= Power-control theory of gender and delinquency =

In criminology, the power-control theory of gender and delinquency (abbreviated as the power-control theory) holds the gender distribution of delinquency is caused by stratification from gender relations within the family. The theory seeks to explain gender differences in the rates of delinquency by attributing them to the level of social/parental control practiced. The theory states that the class, gender, and type of family structure (e.g. egalitarian or patriarchal) will influence the severity of social/parental control practiced which will in turn set the "accepted norm" for the child/individual. This norm will in turn control the level of delinquency by the individual.

Power-control theory differs from other control theories that view crime as a cause of low social status (cited from book). This theory compares gender and parental control mechanisms in two different types of families; patriarchal and egalitarian to explain the differences in self-reported male and female misconduct. In patriarchal families, traditional gender roles were in practice, where the father would work outside the home, and the mother would be responsible for the child rearing. In egalitarian families, the household roles were shared equally between mothers and fathers.

The theory was originally posited by John Hagan and further developed by A. R. Gillis and John Simpson at the University of Toronto.

==Development==

The power control theory was developed through a series of self-report surveys that was administered to high school students and their parents in suburban Toronto. Hagan and his colleagues contended that gender and the social class of the students' parents affected how much freedom these students had. For example, coming of age as they argued, was a more limiting experience than growing up as a male. Thereby, they found that the amount of power a parent had in the workplace was related to the control displayed in the household over their teenaged children. Moreover, parents who had the types of jobs where they must supervise the activities of subordinates also tended to be relatively tolerant of the trouble-making behaviour of their children, especially of their sons. This meant that teenaged boys are freer to deviate than teenaged girls. This study also found, focusing on relatively minor forms of deviance such as shoplifting and breaking street lights, that middle-class youth actually were freer to deviate than working-class youth.

==Limitations==

According to Julian Tanner, he offers two interesting critical comments. Though the power control theory effectively explains common delinquency among ordinary youth, it does not explain violent and repetitive crime and, therefore, the power control theory cannot predict such behavior. In addition, the power control theory suggests that parents in egalitarian households are more likely to raise females as delinquent than a female growing up in a patriarchal family; however, UCR (uniform crime report) data shows that the opposite association exists and that the involvement in female labor force is actually related to lower levels of female delinquency. Also, after years of refining the power control theory, theorists have found the notion that mothers being more controlling over their daughters are more likely to be found in egalitarian families than patriarchal families, which is the opposite relationship the power control theory would likely predict.

When the theory was refined over the years, Singer and Levine (1988) found mixed support for the theory in their early attempts to test this theory. While mothers were seen to be more controlling over their daughters than their sons, the authors also found this to be more so with egalitarian than patriarchal families, which is a finding opposite to what power control theory would predict.

==Theory extended beyond family==

The theory has been extended into adult social roles as well. Stratified behaviors typically associated with males, particularly those in authoritative positions, are now being seen more frequently in females attaining powerful roles. And like their male counterparts, their power is used to control those persons in subordinate roles, as indicated by the rise in reports of sexual harassment (cougar syndrome) and cronyism.

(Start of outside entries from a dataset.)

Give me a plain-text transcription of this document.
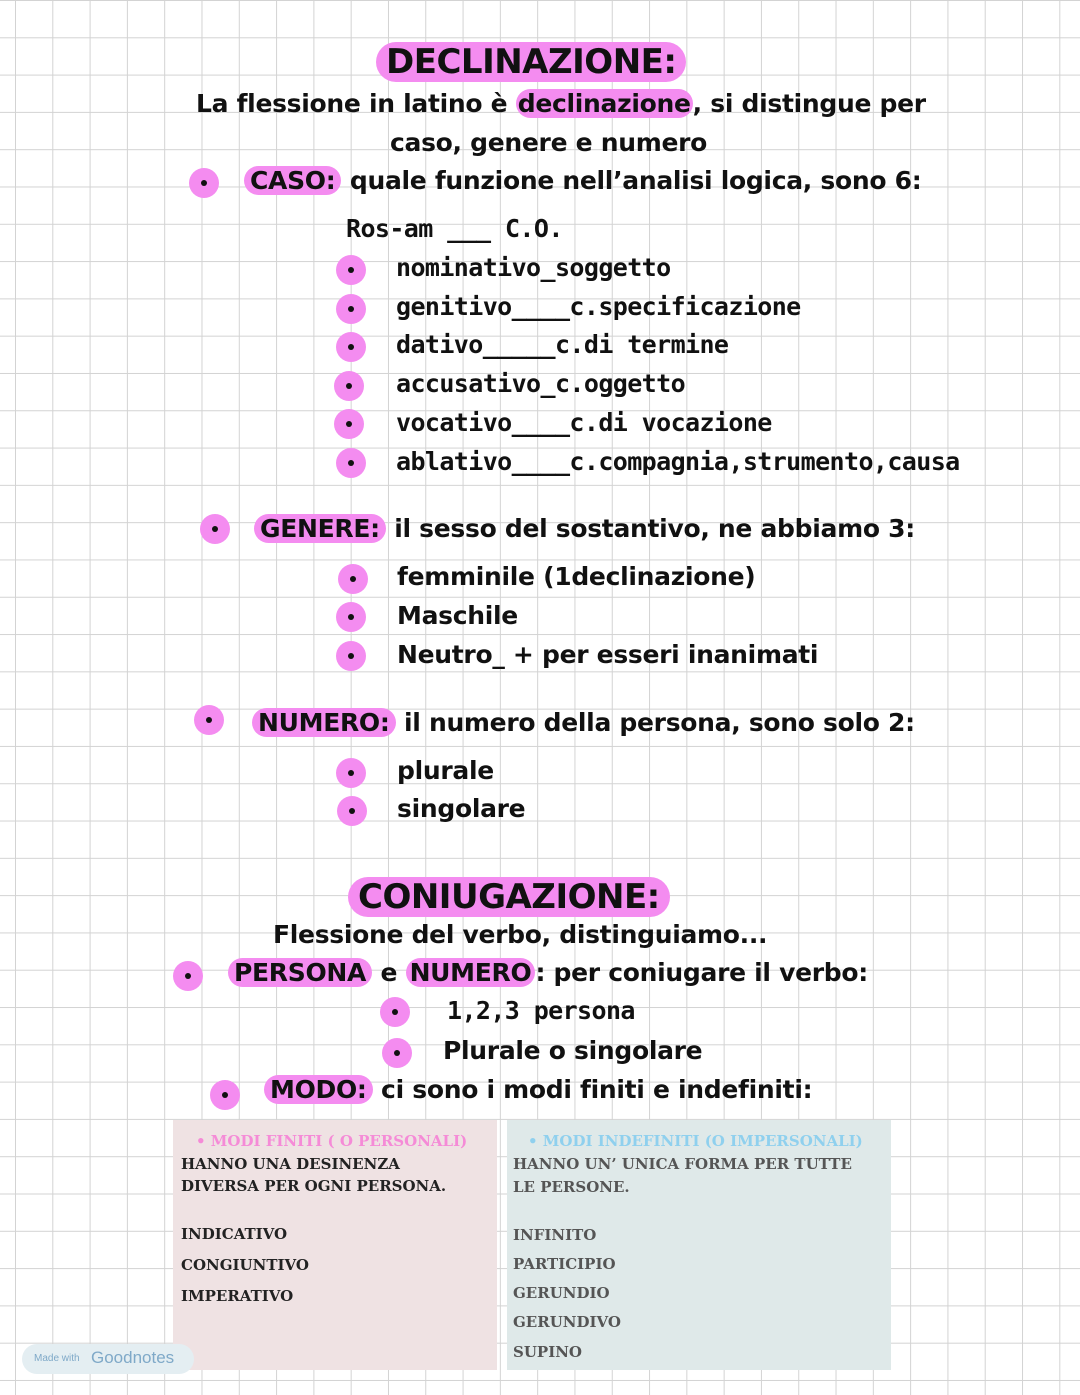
DECLINAZIONE:
La flessione in latino è declinazione, si distingue per
caso, genere e numero
CASO: quale funzione nell’analisi logica, sono 6:
Ros-am ___ C.O.
nominativo_soggetto
genitivo____c.specificazione
dativo_____c.di termine
accusativo_c.oggetto
vocativo____c.di vocazione
ablativo____c.compagnia,strumento,causa
GENERE: il sesso del sostantivo, ne abbiamo 3:
femminile (1declinazione)
Maschile
Neutro_ + per esseri inanimati
NUMERO: il numero della persona, sono solo 2:
plurale
singolare
CONIUGAZIONE:
Flessione del verbo, distinguiamo...
PERSONA e NUMERO : per coniugare il verbo:
1,2,3 persona
Plurale o singolare
MODO: ci sono i modi finiti e indefiniti:
• MODI FINITI ( O PERSONALI)
HANNO UNA DESINENZA
DIVERSA PER OGNI PERSONA.
INDICATIVO
CONGIUNTIVO
IMPERATIVO
• MODI INDEFINITI (O IMPERSONALI)
HANNO UN’ UNICA FORMA PER TUTTE
LE PERSONE.
INFINITO
PARTICIPIO
GERUNDIO
GERUNDIVO
SUPINO
Made with Goodnotes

Despite the explanation of social roles, there has not been a feminist theory that is fully developed to explain for the uniqueness of female criminality. While males are reported to be more involved in every type of crime, females tend to be arrested for considerably minor property crimes. This is due to the idea that the character and level of female crime is not consistent with the traditional sociological explanations of crime.
Gender socialization refers to the process by which individuals learn and internalize societal expectations associated with their assigned gender. This process significantly impacts various life aspects, including susceptibility to engaging in or becoming victims of criminal activities. Understanding the nexus between gender socialization and crime is crucial for developing effective prevention strategies and equitable justice systems.

Theoretical Frameworks

Several theories elucidate the connection between gender socialization and crime:

Sex-Role Theory: This theory posits that differences in crime rates between genders stem from the distinct roles, identities, and socialization processes assigned to males and females. Traditional feminine values discourage criminal behavior, whereas masculine traits may encourage it.

Power-Control Theory: Developed by John Hagan and his colleagues, this theory suggests that family structures influence delinquency rates. In patriarchal families, boys experience less supervision, leading to higher delinquency rates compared to girls.
Wikipedia

Double Deviance Theory: Frances Heidensohn's theory argues that women who commit crimes are judged not only for the offense but also for violating gender norms, often resulting in harsher punishments.

Empirical Evidence

Empirical studies consistently show gender disparities in crime:

Offending Rates: Males commit more street crimes than females, partly due to gender role socialization that encourages assertiveness and aggression in males.

Fear of Crime: Women often report higher levels of fear of crime, influenced by perceptions of physical and social vulnerability.